This is the bad news.
Happily, there is good news.
Research conducted by sports physiologists such as Timothy Hewett at the
Cincinnati Children’s’ Sports Medicine Biodynamics Center has shown that the
effects of specific neuromuscular training can significantly lower serious knee
ligament injury rates. In fact, trained
females were found to have a lower incidence of injury than of untrained
males. This important discovery is
noteworthy for two reasons: one, this
means that female athletes can be taught proper techniques by coaches and
trainers to help prevent knee ligament injuries; and, two, the lack of proper
training can lead to serious injuries that can either temporarily or
permanently interfere with the athlete’s ability to perform in her chosen
sport. This points to the important fact
that volleyball coaches need to be aware of how their players are performing
some basic skills of the game.
What does this “specific neuromuscular training”
involve? Plyometric training in a
physical therapy or sports conditioning clinic would certainly be indicated for
athletes demonstrating one or more of the above neuromuscular imbalances. But simple coaching techniques that are
reinforced in every practice session can also make a difference.
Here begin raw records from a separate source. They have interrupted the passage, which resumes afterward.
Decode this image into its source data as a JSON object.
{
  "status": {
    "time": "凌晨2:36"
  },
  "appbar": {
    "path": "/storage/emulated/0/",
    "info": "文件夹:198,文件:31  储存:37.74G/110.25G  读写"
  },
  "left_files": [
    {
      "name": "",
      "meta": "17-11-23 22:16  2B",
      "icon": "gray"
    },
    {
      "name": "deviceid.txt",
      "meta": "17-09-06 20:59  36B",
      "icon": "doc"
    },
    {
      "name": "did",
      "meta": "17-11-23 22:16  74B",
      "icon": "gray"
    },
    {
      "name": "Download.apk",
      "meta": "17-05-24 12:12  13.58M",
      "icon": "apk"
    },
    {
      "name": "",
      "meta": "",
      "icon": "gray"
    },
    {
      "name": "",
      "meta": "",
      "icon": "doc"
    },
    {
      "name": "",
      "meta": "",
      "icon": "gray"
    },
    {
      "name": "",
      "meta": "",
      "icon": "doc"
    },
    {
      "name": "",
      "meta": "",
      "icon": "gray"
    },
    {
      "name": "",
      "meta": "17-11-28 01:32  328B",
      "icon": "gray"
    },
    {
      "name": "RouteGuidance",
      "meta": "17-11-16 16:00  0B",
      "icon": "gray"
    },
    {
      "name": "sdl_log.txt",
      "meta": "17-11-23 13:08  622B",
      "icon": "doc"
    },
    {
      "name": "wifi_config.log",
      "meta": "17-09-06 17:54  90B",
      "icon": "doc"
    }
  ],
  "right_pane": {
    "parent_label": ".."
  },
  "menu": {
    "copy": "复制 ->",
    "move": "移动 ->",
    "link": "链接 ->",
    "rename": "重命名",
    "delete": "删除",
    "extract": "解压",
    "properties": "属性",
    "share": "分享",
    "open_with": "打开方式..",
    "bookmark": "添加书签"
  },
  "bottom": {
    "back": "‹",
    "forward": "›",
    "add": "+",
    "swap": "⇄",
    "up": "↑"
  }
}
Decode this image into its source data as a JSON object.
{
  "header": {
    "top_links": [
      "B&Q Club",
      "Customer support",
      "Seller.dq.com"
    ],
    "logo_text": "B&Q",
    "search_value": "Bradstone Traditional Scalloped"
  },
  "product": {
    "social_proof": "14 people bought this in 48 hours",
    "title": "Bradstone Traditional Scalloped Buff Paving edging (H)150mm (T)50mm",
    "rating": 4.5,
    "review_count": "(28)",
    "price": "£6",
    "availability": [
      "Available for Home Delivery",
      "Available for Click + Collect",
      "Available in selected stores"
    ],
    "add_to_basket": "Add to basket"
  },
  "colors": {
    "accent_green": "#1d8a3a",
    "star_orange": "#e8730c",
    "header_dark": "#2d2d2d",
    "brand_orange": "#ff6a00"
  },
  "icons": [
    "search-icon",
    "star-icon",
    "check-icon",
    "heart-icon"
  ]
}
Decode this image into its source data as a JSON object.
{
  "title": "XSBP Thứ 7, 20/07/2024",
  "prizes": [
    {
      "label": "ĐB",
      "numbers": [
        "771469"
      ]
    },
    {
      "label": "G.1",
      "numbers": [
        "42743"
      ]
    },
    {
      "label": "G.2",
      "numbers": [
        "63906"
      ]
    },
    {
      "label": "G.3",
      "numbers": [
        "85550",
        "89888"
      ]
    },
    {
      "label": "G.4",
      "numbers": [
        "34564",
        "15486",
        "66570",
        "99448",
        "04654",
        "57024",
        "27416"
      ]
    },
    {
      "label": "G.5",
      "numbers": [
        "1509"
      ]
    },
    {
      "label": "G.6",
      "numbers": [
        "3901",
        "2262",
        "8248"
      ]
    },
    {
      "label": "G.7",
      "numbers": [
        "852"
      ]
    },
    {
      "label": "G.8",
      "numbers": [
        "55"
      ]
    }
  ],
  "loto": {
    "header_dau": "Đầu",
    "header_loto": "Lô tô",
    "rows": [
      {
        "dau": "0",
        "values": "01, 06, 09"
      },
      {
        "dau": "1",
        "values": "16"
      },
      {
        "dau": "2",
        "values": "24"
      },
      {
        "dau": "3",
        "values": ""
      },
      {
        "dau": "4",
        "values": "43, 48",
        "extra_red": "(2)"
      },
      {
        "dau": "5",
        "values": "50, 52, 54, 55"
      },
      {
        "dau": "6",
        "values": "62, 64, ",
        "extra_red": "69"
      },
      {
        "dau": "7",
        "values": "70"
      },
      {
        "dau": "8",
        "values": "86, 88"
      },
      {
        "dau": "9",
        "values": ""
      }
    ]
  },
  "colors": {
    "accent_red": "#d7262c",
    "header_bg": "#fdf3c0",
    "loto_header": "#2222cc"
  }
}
The following four cues can be stressed to
all players, but particularly to those who perform repetitive jumping:
- Jump
from a low, crouched position with hips and knees bent
- Jump
and land with hips, knees, and middle toes in vertical alignment (no
knock-kneeing)
- Land
softly, “like a feather,” with a toe to mid-foot rocking motion
- Jump
up exploding like a spring and land like a shock absorber
One last note: All
players can benefit from core conditioning focusing on optimizing the strength
and control of the deep abdominal, back, buttock, and inner thigh muscles. This is one type of exercise that can both
prevent and rehabilitate all of the “A.S.K.” injury types.
1 Verhagen
EA, et al (2000). The effect of
preventive measures on the incidence of ankle sprains. Clinical Journal of Sports Medicine, 10(4),
291-296.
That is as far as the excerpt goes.